Where the bill gets interesting is in the changes to the transfer system. Currently in Texas, parents have the right to send their students to any public school or charter school they like, no questions asked. The new school is not required to provide transportation, but Texans can technically send their child to any public school they want.
In SB77, the italicized following portion has been cut:
“Any child, other than a high school graduate, who is younger than 21 years of age and eligible for enrollment on September 1 of any school year may apply to transfer for in-person instruction annually from the child’s school district of residence to another district in this state for in-person instruction if both the receiving district and the applicant parent or guardian or person having lawful control of the child jointly approve and timely agree in writing to the transfer.”

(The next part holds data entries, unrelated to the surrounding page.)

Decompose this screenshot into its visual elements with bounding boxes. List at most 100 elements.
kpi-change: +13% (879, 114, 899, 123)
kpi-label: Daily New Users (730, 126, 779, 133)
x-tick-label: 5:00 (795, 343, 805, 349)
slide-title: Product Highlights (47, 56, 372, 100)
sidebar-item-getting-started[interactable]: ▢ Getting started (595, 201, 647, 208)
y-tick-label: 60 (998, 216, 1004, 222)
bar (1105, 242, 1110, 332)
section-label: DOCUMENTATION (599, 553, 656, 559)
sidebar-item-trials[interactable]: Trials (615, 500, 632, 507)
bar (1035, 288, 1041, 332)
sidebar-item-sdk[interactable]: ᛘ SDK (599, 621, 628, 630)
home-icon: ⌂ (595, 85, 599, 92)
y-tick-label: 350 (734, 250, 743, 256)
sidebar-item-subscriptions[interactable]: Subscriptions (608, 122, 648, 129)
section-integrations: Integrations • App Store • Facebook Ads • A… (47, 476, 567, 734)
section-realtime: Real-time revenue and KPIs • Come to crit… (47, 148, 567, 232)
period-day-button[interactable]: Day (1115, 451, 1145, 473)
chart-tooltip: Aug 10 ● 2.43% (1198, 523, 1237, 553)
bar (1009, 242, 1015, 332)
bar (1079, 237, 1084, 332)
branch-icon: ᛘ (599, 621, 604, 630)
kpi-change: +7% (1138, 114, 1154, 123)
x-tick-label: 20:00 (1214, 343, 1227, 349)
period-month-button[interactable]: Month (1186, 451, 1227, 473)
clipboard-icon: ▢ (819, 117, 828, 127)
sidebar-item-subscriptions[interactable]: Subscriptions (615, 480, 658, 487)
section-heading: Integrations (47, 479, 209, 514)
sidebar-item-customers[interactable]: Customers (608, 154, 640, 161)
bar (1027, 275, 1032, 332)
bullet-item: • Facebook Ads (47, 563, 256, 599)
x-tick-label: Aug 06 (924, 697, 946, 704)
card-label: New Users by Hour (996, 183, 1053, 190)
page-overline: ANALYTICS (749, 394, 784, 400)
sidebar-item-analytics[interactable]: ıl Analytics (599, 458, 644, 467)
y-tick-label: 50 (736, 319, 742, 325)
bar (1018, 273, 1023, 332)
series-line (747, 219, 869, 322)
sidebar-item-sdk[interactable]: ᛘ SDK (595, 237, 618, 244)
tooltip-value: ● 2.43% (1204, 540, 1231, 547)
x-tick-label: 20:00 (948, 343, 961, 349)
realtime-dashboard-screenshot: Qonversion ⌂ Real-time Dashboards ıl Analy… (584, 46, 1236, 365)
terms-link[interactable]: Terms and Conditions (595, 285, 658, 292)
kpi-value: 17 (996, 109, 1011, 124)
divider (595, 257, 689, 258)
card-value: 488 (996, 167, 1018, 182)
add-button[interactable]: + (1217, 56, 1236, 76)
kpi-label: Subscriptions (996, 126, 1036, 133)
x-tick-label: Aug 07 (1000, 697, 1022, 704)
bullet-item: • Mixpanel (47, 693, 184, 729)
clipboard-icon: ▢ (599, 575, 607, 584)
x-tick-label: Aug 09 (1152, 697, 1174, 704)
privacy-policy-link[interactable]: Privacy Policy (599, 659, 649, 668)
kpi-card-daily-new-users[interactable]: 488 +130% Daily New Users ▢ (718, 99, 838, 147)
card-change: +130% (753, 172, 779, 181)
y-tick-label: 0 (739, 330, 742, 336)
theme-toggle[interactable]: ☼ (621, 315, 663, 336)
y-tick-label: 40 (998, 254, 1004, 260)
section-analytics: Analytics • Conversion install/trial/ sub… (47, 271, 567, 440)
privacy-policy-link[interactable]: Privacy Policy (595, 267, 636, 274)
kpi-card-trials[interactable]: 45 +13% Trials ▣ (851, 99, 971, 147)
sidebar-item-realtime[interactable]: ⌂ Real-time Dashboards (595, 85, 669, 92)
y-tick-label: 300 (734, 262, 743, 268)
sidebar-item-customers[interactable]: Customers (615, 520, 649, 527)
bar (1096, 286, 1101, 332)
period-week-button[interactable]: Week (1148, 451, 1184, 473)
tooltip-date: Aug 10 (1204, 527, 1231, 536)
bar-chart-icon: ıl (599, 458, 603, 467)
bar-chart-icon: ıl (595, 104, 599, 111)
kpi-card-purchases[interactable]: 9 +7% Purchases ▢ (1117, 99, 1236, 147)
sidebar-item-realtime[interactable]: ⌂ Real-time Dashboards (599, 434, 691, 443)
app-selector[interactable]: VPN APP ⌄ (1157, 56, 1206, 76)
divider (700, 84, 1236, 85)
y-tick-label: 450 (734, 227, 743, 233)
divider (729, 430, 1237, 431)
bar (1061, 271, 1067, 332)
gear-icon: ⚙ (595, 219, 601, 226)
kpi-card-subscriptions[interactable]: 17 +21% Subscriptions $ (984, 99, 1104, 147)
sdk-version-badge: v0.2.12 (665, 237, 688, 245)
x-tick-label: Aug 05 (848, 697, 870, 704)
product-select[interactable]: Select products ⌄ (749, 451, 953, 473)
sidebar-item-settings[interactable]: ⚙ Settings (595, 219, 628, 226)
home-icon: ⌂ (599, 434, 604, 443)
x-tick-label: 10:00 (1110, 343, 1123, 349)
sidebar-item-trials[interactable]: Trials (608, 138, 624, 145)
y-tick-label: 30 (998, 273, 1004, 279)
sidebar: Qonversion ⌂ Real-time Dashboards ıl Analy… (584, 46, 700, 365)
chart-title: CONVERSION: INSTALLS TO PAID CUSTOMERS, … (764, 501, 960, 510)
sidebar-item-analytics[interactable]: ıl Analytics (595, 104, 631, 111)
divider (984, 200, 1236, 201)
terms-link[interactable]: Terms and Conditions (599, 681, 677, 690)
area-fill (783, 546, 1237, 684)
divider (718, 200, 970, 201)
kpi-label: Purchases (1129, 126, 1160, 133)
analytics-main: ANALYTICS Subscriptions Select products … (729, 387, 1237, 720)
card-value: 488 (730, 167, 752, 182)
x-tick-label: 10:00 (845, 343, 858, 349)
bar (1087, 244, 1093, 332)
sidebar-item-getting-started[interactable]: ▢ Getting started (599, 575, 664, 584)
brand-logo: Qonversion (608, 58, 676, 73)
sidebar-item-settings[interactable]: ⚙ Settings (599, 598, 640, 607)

This means that apart from a few exceptions like full student capacity, schools cannot refuse a transfer if the reason is because a parent feels their beliefs are being persecuted at their current school.
Section 5 of the bill asserts that this does cover private schools, and Section 3 says, “A student who transfers to another school district under this section may not be charged tuition.”
It’s unclear what the purpose of this bill is. It could be a threat to religious communities that have balked at supporting the voucher bill, saying “if you won’t help us use state money to send kids to your school we’ll make you take them for free.” Or, it could be a way for parents to transfer students to private schools while making the receiving schools eat the cost rather than the state. While that would save Texas some money, the loss of students would still negatively impact public school budgets.
Thus far, the bill has only been filed and seems to have zero support. That may change when and if the main school voucher bill is voted down.